Nach einer ganzen Serie von Fehlalarmen in Ravensburg, Weingarten und im Kreis vor wenigen Jahren hatten Kommunen, Polizei und Schulen ihre Systeme und Abläufe gemeinsam überprüft und überarbeitet. Mit offenbar gutem Erfolg: Im Mittleren Schussental gab es zuletzt keine Fälle mehr, in denen beispielsweise die Putzfrau oder die marode Technik aus Versehen einen Amokalarm ausgelöst haben. Jetzt allerdings hat es am KBZO in Weingarten gleich zwei Fehlalarme kurz hintereinander gegeben.

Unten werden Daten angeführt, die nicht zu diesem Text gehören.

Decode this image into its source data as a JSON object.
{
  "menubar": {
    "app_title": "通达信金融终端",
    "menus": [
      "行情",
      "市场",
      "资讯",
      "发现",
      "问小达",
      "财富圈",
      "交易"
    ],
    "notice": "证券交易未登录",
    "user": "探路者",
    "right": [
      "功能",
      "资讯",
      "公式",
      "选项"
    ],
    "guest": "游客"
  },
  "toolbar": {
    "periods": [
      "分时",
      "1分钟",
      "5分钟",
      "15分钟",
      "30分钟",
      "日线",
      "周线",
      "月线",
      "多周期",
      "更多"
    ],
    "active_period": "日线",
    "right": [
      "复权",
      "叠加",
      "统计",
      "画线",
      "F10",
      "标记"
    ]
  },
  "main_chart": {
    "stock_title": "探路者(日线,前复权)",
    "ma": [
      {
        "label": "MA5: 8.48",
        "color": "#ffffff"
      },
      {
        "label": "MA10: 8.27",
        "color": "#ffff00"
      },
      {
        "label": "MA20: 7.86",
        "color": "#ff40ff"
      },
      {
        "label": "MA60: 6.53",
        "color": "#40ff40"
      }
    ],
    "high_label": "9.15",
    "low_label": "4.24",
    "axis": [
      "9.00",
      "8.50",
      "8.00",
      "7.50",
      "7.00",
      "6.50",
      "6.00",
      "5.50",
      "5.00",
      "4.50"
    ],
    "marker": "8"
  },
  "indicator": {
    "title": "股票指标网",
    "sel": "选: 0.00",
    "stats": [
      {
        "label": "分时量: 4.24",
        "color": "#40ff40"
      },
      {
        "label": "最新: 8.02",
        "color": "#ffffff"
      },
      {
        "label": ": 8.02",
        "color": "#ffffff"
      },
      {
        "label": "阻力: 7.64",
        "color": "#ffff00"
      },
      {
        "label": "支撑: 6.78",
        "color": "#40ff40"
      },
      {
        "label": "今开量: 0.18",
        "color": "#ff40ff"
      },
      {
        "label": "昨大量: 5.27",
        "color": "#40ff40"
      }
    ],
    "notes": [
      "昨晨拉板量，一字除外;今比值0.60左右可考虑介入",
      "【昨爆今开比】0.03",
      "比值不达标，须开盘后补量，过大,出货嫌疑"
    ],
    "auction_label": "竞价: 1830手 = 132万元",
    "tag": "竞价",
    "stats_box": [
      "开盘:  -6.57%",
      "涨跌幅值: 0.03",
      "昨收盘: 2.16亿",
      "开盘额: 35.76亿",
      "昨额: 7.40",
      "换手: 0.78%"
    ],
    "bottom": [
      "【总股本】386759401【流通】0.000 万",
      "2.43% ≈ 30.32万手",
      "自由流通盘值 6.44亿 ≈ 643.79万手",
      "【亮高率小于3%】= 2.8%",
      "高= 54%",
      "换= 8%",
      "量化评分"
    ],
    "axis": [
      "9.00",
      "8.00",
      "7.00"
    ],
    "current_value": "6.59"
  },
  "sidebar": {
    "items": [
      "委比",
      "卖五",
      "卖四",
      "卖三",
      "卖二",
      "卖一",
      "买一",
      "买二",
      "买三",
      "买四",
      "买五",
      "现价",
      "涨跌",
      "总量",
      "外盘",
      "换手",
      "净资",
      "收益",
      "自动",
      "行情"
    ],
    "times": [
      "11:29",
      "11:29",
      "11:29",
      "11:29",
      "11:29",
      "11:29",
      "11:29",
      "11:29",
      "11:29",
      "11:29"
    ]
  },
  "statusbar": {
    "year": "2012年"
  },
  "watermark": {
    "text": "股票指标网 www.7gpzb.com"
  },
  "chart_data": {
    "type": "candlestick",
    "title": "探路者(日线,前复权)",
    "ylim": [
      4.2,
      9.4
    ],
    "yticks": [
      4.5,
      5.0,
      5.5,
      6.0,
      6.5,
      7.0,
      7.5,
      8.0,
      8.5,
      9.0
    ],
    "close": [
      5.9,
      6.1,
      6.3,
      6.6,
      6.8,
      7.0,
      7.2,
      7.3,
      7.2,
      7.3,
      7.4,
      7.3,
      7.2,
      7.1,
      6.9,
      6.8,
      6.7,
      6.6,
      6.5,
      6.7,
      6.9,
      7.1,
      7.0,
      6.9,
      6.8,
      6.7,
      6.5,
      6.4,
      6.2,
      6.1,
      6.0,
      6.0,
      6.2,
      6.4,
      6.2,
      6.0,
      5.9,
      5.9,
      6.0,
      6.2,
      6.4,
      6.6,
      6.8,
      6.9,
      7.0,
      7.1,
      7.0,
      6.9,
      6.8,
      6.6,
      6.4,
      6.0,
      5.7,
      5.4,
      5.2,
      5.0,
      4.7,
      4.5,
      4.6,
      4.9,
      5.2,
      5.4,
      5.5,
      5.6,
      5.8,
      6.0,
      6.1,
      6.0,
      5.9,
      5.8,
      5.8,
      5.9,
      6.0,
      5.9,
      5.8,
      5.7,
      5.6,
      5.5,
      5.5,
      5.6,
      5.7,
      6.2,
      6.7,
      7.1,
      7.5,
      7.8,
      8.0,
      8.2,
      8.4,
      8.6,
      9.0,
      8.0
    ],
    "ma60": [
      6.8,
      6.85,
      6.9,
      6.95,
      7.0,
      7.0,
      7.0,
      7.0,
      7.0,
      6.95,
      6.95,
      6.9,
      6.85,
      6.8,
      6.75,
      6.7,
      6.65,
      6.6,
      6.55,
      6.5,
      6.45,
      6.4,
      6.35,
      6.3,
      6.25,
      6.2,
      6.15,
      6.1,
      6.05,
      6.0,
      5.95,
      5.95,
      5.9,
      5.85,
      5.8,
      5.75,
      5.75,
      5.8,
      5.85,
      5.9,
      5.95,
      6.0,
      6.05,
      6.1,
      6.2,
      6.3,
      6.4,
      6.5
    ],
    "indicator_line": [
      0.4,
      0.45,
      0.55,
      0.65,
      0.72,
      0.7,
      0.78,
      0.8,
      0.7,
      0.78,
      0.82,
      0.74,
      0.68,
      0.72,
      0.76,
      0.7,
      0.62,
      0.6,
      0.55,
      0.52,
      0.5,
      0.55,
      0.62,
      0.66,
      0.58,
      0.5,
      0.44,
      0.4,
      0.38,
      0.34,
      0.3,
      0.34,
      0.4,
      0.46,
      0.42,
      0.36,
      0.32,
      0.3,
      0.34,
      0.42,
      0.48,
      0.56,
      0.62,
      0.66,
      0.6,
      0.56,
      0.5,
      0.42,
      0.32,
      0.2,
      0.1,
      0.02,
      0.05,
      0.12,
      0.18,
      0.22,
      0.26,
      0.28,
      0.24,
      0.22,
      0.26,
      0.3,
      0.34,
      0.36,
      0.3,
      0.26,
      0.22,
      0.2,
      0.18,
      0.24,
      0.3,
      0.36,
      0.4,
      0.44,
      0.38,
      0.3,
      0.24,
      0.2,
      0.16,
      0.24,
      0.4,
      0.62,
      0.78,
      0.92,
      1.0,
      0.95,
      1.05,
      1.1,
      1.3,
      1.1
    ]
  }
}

Die Aufarbeitung läuft noch. Zweierlei aber lässt sich schon festhalten: Für das Thema muss laufend weiter sensibilisiert werden. Im Schulalltag, aber auch bei den Schulträgern. Die Abläufe und Handgriffe müssen sitzen. Und nach den jüngsten beiden Vorfällen ist auch die Frage neu zu stellen, ob das System, das offenbar im Grunde alle Schulen verwenden, das richtige ist: Der Alarm funktioniert nach Auslösung zunächst nur intern. Keineswegs wird – wie in der Regel beim Feueralarm die Feuerwehr – gleichzeitig und automatisch auch die Polizei informiert. Dazu bedarf es erst eines Anrufes – und damit mindestens eines greifbaren Telefons und mindestens eines geistesgegenwärtigen Menschen, der es bedient. Im Ernstfall verlieren die Sicherheitskräfte dadurch wichtige Zeit – in Weingarten waren es gleich eine halbe Stunde und mehr. Genug Themen also, um beispielsweise in Ravensburg möglichst schnell den „runden Tisch“zum Thema Amokalarm wieder einzuberufen.